Parece que não há mais lugar para o cessar fogo interior, fogo da dominação e do ódio que habita nossas entranhas. Este segue sua incontrolável fúria que ordena simplesmente matar porque se está interessado em ocupar espaços de outras vidas como se os ocupantes devessem apenas se calar e não reagir à morte programada. Esse fogo devastador da dominação espalha-se por todos os âmbitos da vida dos seres vivos justificando a destruição, a ocupação e a morte motivada pela ganância afirmada como necessidade de progresso.

Destruicao em Gaza  Foto: Anadolu Agency
Destruicao em Gaza  Foto: Anadolu Agency

Bombas poderosas exterminam pessoas, matam seus campos, seus animais, suas expressões artísticas, suas crenças e seus frágeis sonhos. Bombas e armas fulminantes não pensam, apenas são teleguiadas por seres pensantes que perderam o sentido e o valor da vida. Fazem dela um jogo para proclamar vencedores e vencidos. Regozijam-se quando matam acreditando estarem fazendo o bem para si e para seus mandantes.
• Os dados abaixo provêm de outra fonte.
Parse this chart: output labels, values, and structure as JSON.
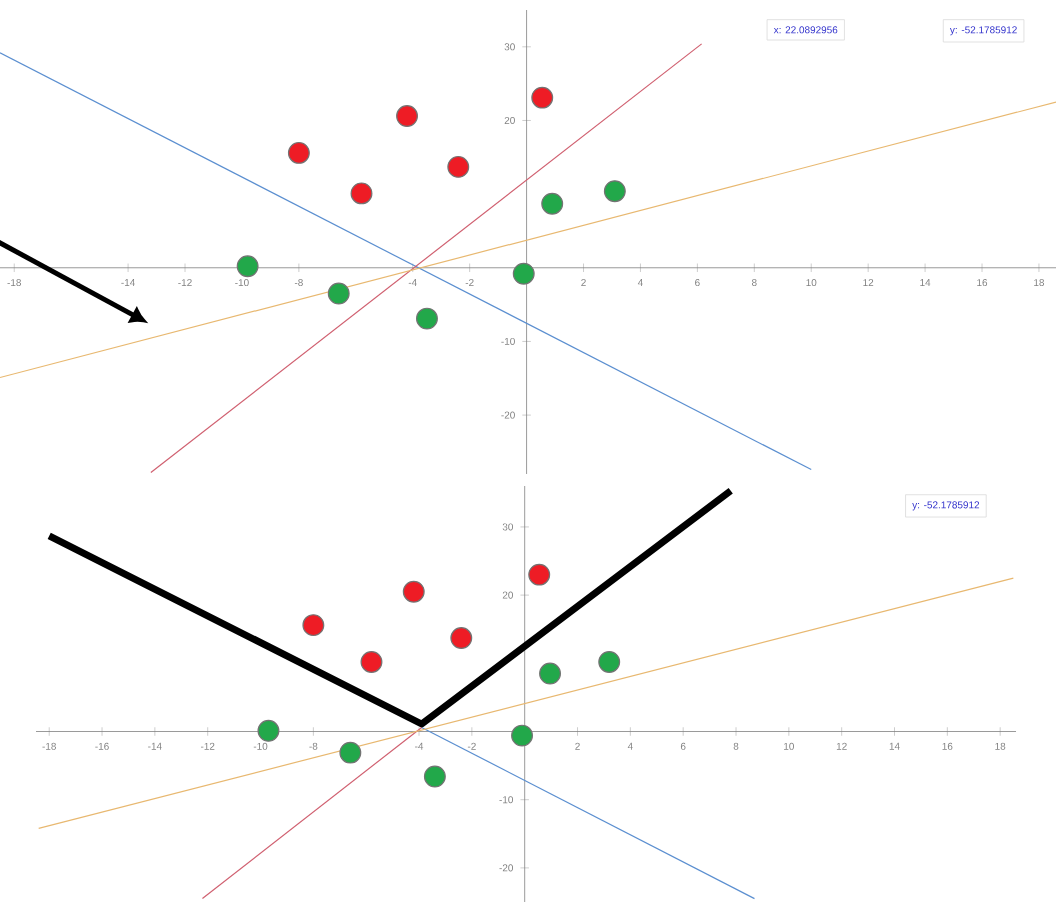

Vivem o ódio à vida travestido de direito, de pseudoproteção, de falsa justiça e de discursos sobre o amor divino ou o divino amor. Como aparentes vencedores inebriam-se com suas palavras bonitas, porém vazias de compaixão e ternura. Oferecem um futuro radioso para minorias enquanto destroem impiedosamente o presente da maiorias.

Estou farta, assustada e espantosamente atordoada por nossa impotência em parar a guerra na Palestina e em outros lugares. Hoje me atenho a Palestina, em especial à Faixa de Gaza. Minhas entranhas árabes convocam minha palavra e minhas lágrimas me tornam mais uma voz que continua a gritar pelo deserto: Cuidem da vida, Cuidem da vida! Endireitem o caminho do direito e da justiça!